What’s happening at Gildan? A timeline of the months-long CEO corporate battle
In a report, analyst George Doumet at Scotiabank said: “While we acknowledge that there’s lots of noise in the interim, we like the valuation (trading at a 20 per cent discount to historical average) and continue to see a robust runway for earnings growth.”
Gildan’s share price dropped sharply in December when the company dismissed Mr. Chamandy after a 40-year tenure, the past 20 years as CEO.
The company has since become engulfed in an intense power struggle pitting Gildan’s board, which insists it was entirely justified in sacking Mr. Chamandy, and several major shareholders pushing for his return. Those shareholders say the board failed in its duties because it abruptly terminated a proven CEO and installed a replacement who is not qualified for the job.
Led by U.S. investment firm Browning West, nine dissident investors holding an estimated 35 per cent of Gildan’s stock have called publicly for Mr.
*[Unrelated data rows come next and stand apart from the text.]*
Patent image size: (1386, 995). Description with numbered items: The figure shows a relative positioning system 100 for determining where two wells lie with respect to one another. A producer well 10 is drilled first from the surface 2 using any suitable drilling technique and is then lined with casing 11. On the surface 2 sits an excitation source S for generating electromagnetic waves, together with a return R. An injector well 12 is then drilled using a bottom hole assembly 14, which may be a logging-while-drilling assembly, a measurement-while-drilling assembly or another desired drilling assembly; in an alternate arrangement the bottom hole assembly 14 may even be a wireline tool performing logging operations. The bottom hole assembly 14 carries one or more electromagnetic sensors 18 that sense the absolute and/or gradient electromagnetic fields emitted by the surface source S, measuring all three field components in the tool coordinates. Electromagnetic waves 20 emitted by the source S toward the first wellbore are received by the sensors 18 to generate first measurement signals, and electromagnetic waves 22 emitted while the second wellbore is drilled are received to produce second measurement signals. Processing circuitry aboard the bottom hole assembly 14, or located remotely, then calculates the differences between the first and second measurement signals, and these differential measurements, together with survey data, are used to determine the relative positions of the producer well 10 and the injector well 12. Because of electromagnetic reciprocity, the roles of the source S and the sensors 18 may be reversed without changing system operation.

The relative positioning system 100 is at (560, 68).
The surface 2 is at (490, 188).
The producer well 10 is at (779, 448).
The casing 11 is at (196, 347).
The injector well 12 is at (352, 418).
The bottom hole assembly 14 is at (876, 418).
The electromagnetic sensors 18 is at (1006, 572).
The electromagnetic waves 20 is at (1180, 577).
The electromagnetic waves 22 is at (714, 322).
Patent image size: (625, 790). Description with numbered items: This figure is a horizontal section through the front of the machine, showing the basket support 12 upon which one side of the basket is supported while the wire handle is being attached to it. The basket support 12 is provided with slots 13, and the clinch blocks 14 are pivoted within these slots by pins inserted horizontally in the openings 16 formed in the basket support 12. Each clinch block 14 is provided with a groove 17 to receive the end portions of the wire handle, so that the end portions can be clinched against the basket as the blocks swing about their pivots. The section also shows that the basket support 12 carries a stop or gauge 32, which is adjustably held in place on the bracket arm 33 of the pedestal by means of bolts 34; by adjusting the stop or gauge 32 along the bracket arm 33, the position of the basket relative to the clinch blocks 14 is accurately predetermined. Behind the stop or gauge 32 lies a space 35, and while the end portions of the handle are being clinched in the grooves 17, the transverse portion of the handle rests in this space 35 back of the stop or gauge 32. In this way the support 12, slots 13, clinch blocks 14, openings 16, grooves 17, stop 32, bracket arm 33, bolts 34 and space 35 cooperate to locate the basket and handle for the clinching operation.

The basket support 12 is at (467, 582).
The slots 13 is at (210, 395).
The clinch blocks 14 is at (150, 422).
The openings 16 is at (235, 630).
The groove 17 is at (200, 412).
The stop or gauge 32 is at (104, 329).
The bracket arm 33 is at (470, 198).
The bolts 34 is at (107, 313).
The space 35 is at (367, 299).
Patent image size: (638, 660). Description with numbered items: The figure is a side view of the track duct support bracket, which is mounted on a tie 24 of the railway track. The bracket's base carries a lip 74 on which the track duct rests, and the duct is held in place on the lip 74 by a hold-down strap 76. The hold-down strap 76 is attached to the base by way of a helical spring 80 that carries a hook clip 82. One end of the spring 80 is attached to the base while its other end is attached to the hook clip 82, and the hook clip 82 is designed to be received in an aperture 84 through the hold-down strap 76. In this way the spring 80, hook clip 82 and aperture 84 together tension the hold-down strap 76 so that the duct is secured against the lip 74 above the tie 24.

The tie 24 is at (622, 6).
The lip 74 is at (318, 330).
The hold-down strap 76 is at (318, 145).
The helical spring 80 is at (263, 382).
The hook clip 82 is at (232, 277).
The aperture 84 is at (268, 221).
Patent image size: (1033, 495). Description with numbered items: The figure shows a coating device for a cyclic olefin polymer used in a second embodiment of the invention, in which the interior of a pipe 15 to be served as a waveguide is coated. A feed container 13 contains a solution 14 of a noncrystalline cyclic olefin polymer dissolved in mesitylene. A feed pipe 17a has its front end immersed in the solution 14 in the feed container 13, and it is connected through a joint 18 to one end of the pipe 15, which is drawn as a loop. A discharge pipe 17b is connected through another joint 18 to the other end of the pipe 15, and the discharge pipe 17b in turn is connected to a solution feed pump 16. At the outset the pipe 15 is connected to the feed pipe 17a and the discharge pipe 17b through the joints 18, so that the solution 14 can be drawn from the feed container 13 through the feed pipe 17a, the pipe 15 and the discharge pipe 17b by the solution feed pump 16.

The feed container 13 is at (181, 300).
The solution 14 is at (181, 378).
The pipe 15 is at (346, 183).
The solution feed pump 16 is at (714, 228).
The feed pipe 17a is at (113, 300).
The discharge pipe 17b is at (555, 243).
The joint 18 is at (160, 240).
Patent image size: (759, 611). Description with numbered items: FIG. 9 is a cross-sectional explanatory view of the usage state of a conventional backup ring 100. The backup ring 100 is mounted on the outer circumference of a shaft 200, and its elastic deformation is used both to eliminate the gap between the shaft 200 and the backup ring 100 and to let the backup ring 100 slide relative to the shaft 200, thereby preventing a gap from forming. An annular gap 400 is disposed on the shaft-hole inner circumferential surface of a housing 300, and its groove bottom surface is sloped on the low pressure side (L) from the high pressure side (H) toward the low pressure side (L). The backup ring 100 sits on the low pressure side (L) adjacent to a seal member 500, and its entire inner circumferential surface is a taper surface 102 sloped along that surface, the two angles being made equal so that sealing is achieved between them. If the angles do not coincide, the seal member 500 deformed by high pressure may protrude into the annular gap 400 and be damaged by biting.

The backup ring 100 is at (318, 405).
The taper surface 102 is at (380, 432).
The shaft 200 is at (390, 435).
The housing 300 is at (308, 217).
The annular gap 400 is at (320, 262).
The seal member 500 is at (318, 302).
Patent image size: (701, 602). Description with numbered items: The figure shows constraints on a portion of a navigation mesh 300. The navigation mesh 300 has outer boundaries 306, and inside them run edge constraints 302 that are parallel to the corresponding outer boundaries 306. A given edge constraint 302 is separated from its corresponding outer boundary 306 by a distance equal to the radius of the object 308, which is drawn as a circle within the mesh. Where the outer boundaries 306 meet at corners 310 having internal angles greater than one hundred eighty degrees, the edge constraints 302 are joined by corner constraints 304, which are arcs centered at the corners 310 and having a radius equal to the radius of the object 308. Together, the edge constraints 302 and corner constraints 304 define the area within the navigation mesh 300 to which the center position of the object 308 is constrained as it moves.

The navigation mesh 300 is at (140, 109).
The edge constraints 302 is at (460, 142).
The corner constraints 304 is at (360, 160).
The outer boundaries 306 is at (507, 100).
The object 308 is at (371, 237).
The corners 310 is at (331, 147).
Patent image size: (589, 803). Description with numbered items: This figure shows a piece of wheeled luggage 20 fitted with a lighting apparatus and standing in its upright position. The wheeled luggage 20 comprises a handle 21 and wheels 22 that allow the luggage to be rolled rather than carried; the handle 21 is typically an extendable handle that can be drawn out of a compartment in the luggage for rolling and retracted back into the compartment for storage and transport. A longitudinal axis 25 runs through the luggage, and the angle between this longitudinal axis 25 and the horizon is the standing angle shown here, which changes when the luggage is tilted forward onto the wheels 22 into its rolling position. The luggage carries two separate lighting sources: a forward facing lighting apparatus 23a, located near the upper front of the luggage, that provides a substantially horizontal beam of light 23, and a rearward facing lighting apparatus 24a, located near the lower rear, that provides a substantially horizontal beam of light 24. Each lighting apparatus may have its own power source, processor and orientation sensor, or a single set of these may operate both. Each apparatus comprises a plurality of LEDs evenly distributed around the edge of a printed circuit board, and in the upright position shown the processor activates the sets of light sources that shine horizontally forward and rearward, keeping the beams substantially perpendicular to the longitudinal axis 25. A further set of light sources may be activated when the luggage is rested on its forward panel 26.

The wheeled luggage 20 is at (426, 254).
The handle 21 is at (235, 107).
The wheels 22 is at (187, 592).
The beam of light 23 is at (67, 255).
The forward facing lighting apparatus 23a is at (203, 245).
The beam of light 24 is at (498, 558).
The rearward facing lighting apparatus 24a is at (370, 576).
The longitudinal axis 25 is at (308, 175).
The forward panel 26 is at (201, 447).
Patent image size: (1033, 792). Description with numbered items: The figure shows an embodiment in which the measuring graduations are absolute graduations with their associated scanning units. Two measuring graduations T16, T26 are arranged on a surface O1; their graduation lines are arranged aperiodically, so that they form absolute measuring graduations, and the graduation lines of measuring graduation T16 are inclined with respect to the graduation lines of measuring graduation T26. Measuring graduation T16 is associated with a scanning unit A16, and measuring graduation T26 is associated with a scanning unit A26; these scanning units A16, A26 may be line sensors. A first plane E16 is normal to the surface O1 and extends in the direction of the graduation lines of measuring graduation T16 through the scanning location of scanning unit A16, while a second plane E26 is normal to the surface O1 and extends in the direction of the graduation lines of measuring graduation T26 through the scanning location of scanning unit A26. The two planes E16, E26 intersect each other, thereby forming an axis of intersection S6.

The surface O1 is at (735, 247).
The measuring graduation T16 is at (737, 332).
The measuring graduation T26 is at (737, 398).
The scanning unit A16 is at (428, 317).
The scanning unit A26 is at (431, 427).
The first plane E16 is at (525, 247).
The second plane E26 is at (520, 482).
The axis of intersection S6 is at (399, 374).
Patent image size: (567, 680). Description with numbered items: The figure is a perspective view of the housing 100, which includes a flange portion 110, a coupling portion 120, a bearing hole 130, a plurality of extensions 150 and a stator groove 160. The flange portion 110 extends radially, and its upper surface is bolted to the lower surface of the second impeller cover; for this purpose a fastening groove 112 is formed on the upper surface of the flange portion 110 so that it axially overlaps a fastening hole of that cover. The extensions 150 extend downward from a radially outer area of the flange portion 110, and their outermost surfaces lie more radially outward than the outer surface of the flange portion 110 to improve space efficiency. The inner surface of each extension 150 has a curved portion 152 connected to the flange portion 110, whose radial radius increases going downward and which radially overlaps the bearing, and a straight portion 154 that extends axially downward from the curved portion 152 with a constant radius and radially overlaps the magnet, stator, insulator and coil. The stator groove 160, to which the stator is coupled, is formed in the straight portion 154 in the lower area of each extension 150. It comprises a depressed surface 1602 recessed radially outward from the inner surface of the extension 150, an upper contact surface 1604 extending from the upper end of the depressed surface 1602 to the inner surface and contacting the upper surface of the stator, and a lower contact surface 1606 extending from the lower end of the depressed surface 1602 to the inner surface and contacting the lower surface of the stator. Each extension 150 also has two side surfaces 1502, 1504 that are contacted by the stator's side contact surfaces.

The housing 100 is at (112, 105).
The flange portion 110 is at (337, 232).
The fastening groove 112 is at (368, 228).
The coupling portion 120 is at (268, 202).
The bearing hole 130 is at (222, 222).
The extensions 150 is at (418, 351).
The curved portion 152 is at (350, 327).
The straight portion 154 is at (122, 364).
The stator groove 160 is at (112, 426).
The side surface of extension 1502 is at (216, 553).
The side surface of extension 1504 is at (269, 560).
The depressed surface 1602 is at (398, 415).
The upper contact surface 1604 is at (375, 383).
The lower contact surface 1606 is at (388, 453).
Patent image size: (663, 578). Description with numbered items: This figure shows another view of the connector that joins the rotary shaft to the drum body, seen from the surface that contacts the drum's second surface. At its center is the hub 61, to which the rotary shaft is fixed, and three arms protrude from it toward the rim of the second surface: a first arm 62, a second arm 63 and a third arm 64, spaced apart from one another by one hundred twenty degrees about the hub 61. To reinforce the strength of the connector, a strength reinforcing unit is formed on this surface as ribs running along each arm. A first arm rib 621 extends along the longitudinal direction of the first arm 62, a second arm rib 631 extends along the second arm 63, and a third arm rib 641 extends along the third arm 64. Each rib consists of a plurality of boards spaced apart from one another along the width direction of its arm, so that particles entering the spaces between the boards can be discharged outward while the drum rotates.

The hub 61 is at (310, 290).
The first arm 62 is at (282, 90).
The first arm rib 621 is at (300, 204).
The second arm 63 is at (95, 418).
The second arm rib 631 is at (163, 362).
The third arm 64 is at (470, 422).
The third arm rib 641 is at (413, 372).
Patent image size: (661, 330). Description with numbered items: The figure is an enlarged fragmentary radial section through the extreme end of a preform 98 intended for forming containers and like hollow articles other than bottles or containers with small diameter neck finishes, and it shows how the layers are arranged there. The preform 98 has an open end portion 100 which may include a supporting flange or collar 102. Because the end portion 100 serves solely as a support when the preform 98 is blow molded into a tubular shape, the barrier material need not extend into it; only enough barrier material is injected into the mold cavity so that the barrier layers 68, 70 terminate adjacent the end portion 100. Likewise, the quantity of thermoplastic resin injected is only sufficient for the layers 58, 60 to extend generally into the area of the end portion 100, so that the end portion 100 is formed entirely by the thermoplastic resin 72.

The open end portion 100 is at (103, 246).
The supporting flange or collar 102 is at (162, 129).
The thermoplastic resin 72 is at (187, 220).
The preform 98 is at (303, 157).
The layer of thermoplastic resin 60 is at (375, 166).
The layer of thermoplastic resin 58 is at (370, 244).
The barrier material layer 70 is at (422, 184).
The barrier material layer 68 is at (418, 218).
Chamandy’s reinstatement. They say the executive has delivered solid returns for them and should have been heavily involved in the succession process.
The board said the current situation could have been avoided, but Mr. Chamandy refused to co-operate in a smooth transfer of leadership. The current and former CEOs know each other and were friends, adding an extra dimension to the battle playing out for control of the company.
Browning West, which holds a roughly 5-per-cent stake in Gildan, had been seeking the special meeting of shareholders as a quick way to remove eight of Gildan’s 11 sitting directors and replace them with its own nominees. It filed a formal request to Gildan on Jan. 9 for that meeting but the company has challenged its legal validity.
The investment firm, which calls the legal challenge a waste of Gildan’s money, now intends to present its board slate at the annual general meeting instead, which Gildan has scheduled for May 28. Its two founders recently met with Mr. Tyra but were not satisfied with his answers to the questions they asked about his past performance.
“We came into it with an open mind,” Browning West co-founder Peter Lee said of their meeting with Mr. Tyra. “It was very scary as a shareholder considering we have a lot of our personal money invested in Gildan, and I came out of that meeting more worried than I was before.”
Montreal-based Gildan was founded by Mr. Chamandy’s family, and he delivered significant returns for investors over much of that time as CEO.
Gildan said the businessman sought to entrench himself and that the board gradually lost faith in his ability to lead the company, in part because he had become distracted by personal pursuits. As one example, directors cited the former CEO’s development of a golf course in Barbados. Gildan’s board also alleged Mr. Chamandy proposed takeovers that did not fit with the clothing company’s growth strategy.
Gildan produces most of its clothing at factories in Latin America and recently began operating a new plant in Bangladesh. Incorporated in 1984, the Montreal-based company operates internationally but generates nearly 90 per cent of its sales in the United States, and has an $8-billion market capitalization, making it one of Canada’s largest consumer product businesses.
On Wednesday, Gildan stock rose more than 3 per cent after the company announced its financial results.